- Venue: Oshawa Sports Centre
- Dates: July 19–25
- Competitors: 8 from 8 nations

Medalists
| Gold medal | Lenier Pero | Cuba |
| Silver medal | Edgar Muñoz | Venezuela |
| Bronze medal | Cam Awesome | United States |
| Bronze medal | Rafael Lima | Brazil |

= Boxing at the 2015 Pan American Games – Men's super heavyweight =

The super heavyweight competition of the boxing events at the 2015 Pan American Games in Toronto, Ontario, Canada, was held between the 19 and 25 of July at the Oshawa Sports Centre. The defending champion is Italo Perea of Ecuador. Super heavyweights is limited to those boxers weighing greater than 91 kilograms.

Like all Pan American boxing events, the competition is a straight single-elimination tournament. Both semifinal losers are awarded bronze medals, so no boxers compete again after their first loss.

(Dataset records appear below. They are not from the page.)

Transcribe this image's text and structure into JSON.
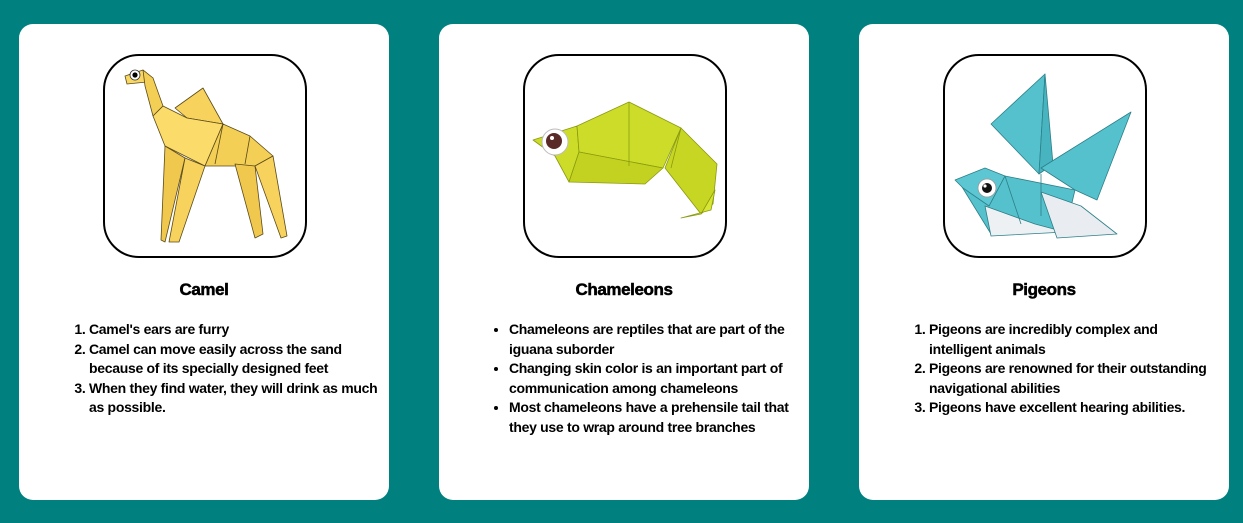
{
  "cards": [
    {
      "title": "Camel",
      "image_icon": "origami-camel",
      "list_style": "ordered",
      "facts": [
        "Camel's ears are furry",
        "Camel can move easily across the sand because of its specially designed feet",
        "When they find water, they will drink as much as possible."
      ]
    },
    {
      "title": "Chameleons",
      "image_icon": "origami-chameleon",
      "list_style": "bulleted",
      "facts": [
        "Chameleons are reptiles that are part of the iguana suborder",
        "Changing skin color is an important part of communication among chameleons",
        "Most chameleons have a prehensile tail that they use to wrap around tree branches"
      ]
    },
    {
      "title": "Pigeons",
      "image_icon": "origami-pigeon",
      "list_style": "ordered",
      "facts": [
        "Pigeons are incredibly complex and intelligent animals",
        "Pigeons are renowned for their outstanding navigational abilities",
        "Pigeons have excellent hearing abilities."
      ]
    }
  ],
  "colors": {
    "page_background": "#018080",
    "card_background": "#ffffff",
    "camel": "#f9d765",
    "chameleon": "#cddc29",
    "pigeon": "#55c1cc"
  }
}
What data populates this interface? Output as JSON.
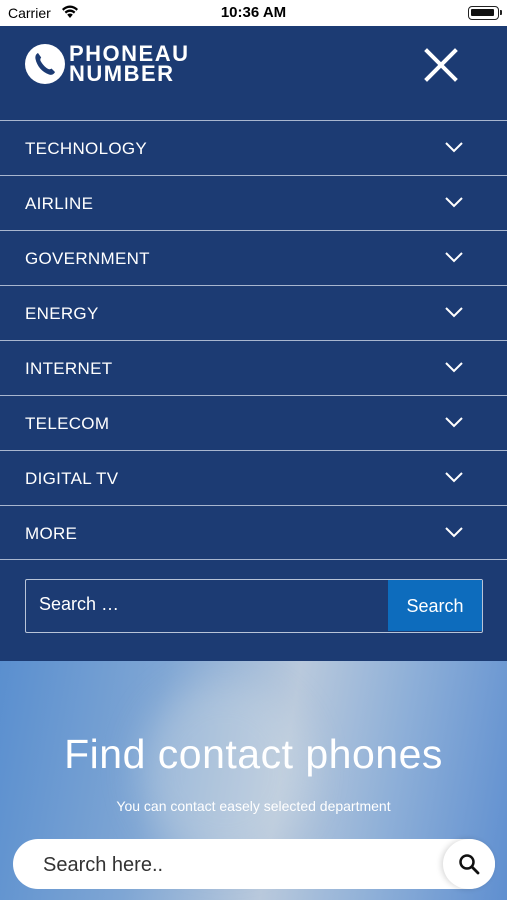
{
  "status_bar": {
    "carrier": "Carrier",
    "time": "10:36 AM"
  },
  "header": {
    "brand_line1": "PHONEAU",
    "brand_line2": "NUMBER",
    "logo_icon": "phone-icon",
    "close_icon": "close-icon"
  },
  "menu": {
    "items": [
      {
        "label": "TECHNOLOGY"
      },
      {
        "label": "AIRLINE"
      },
      {
        "label": "GOVERNMENT"
      },
      {
        "label": "ENERGY"
      },
      {
        "label": "INTERNET"
      },
      {
        "label": "TELECOM"
      },
      {
        "label": "DIGITAL TV"
      },
      {
        "label": "MORE"
      }
    ],
    "expand_icon": "chevron-down-icon"
  },
  "search": {
    "placeholder": "Search …",
    "button_label": "Search"
  },
  "hero": {
    "title": "Find contact phones",
    "subtitle": "You can contact easely selected department",
    "search_placeholder": "Search here..",
    "search_icon": "search-icon"
  },
  "colors": {
    "primary": "#1c3b73",
    "button": "#0d6cbd",
    "divider": "#a8b6cf",
    "text": "#ffffff"
  }
}
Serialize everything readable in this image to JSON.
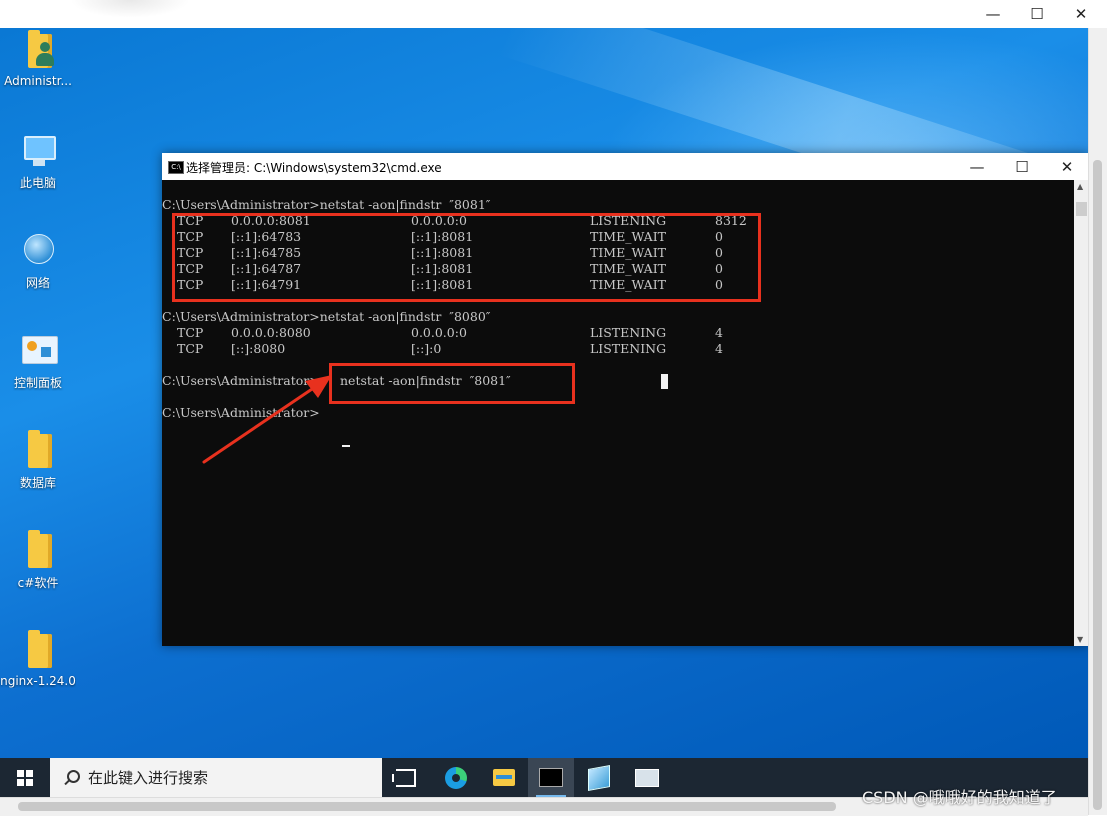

Bouts consist of a 3 rounds "10-point must" scoring system used in the pro game, where the winner of each round must be awarded 10 points and the loser a lesser amount, and the elimination of the padded headgear. Five judges scored each bout. The winner will be the boxer who scored the most at the end of the match.

==Qualification==

A total of eight boxers qualified to compete.